The screening in the historic Tuscan Opera House gives today's audiences the chance to experience early cinema as it was intended: on the big screen, with live music, and with an audience.
The Tuscan Opera House dates from 1905, when it replaced an earlier hall that burned in 1901. The building's first two floors housed a movie theater for many years until the advent of television in the 1950s. It later housed the Opera House Restaurant and now hosts occasional shows and programs.
"Put the whole experience back together, and you can see why people first fell in love with the movies," said Rapsis, who practices the nearly lost art of silent film accompaniment.
Rapsis performs on a digital synthesizer that reproduces the texture of the full orchestra, creating a traditional "movie score" sound.
"Seeing 'Safety Last' with an audience is one of the great thrill rides of the cinema of any era, silent or sound," Rapsis said. "Harold's iconic building climb, filmed without trick photography, continues to provoke audience responses nearly 100 years after film was first released."
Tributes to the clock-hanging scene have appeared in several contemporary films, most recently in Martin Scorsese's 'Hugo' (2011), which includes clips from 'Safety Last.'
See Harold Lloyd's iconic thrill comedy 'Safety Last' (1923) on Saturday, Nov. 9 at 7 p.m. at the Tuscan Opera House, 11 Main St., Dixfield, Maine.
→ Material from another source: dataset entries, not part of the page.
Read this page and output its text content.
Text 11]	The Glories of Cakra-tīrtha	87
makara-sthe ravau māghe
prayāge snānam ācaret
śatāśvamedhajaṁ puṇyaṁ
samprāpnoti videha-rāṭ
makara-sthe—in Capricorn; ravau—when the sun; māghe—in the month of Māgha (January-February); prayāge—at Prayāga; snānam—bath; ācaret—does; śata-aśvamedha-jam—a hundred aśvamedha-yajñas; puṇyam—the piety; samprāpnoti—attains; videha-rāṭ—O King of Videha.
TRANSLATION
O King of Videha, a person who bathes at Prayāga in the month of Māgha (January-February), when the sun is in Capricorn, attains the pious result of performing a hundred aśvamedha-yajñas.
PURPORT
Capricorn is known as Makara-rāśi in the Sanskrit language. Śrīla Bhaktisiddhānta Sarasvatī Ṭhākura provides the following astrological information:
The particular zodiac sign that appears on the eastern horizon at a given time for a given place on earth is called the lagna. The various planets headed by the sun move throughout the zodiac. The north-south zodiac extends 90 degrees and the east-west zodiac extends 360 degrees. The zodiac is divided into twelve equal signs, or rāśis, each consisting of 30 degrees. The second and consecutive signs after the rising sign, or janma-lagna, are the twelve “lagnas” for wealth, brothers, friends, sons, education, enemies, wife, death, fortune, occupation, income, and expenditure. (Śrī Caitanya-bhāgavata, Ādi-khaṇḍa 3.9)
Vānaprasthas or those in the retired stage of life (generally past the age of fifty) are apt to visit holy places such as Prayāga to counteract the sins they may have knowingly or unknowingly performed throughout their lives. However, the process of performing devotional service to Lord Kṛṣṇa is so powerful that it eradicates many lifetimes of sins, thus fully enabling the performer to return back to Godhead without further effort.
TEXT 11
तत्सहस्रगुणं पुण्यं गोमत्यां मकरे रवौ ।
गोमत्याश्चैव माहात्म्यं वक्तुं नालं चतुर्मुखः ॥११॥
Admission is $10 per person; tickets and concessions will be available at the door.
For more information and advance tickets, please contact Dirigo High School teacher Kurt Rowley at (207) 680-0113.
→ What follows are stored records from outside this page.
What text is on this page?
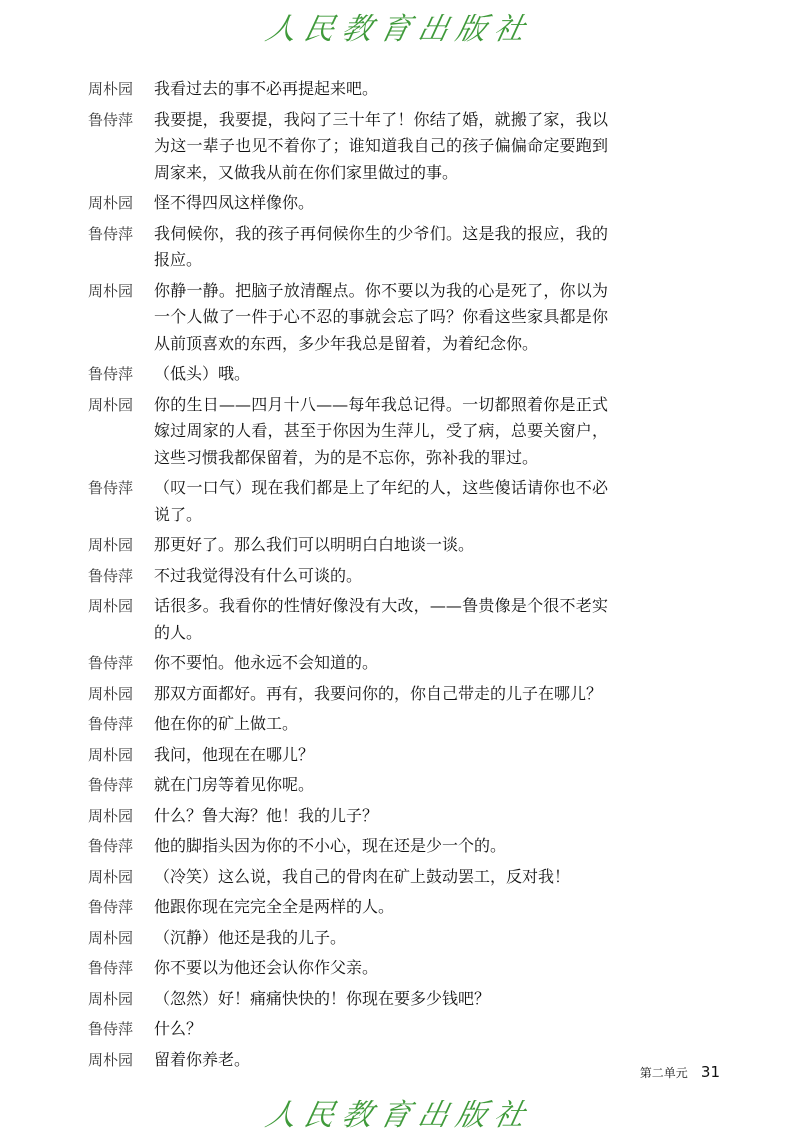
人民教育出版社
周朴园	我看过去的事不必再提起来吧。
鲁侍萍	我要提，我要提，我闷了三十年了！你结了婚，就搬了家，我以为这一辈子也见不着你了；谁知道我自己的孩子偏偏命定要跑到周家来，又做我从前在你们家里做过的事。
周朴园	怪不得四凤这样像你。
鲁侍萍	我伺候你，我的孩子再伺候你生的少爷们。这是我的报应，我的报应。
周朴园	你静一静。把脑子放清醒点。你不要以为我的心是死了，你以为一个人做了一件于心不忍的事就会忘了吗？你看这些家具都是你从前顶喜欢的东西，多少年我总是留着，为着纪念你。
鲁侍萍	（低头）哦。
周朴园	你的生日——四月十八——每年我总记得。一切都照着你是正式嫁过周家的人看，甚至于你因为生萍儿，受了病，总要关窗户，这些习惯我都保留着，为的是不忘你，弥补我的罪过。
鲁侍萍	（叹一口气）现在我们都是上了年纪的人，这些傻话请你也不必说了。
周朴园	那更好了。那么我们可以明明白白地谈一谈。
鲁侍萍	不过我觉得没有什么可谈的。
周朴园	话很多。我看你的性情好像没有大改，——鲁贵像是个很不老实的人。
鲁侍萍	你不要怕。他永远不会知道的。
周朴园	那双方面都好。再有，我要问你的，你自己带走的儿子在哪儿？
鲁侍萍	他在你的矿上做工。
周朴园	我问，他现在在哪儿？
鲁侍萍	就在门房等着见你呢。
周朴园	什么？鲁大海？他！我的儿子？
鲁侍萍	他的脚指头因为你的不小心，现在还是少一个的。
周朴园	（冷笑）这么说，我自己的骨肉在矿上鼓动罢工，反对我！
鲁侍萍	他跟你现在完完全全是两样的人。
周朴园	（沉静）他还是我的儿子。
鲁侍萍	你不要以为他还会认你作父亲。
周朴园	（忽然）好！痛痛快快的！你现在要多少钱吧？
鲁侍萍	什么？
周朴园	留着你养老。
第二单元 31
人民教育出版社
CRITIC COMMENTS ON ‘SAFETY LAST’:
"Impossible to watch without undergoing visitations of vertigo, Safety Last's climactic sequence is all it's reputed to be.”
"Harold Lloyd manages to make the characters sympathetic enough to carry the audience's concern on his journey of crazy stunts and mishaps. One of the best of this era."
—David Parkinson, Empire Magazine
"The climb has both comic and dramatic weight because it is both a thrilling exercise in physical humor and a thematically rich evocation of the pressures men feel to succeed, lest they be viewed as less than a man."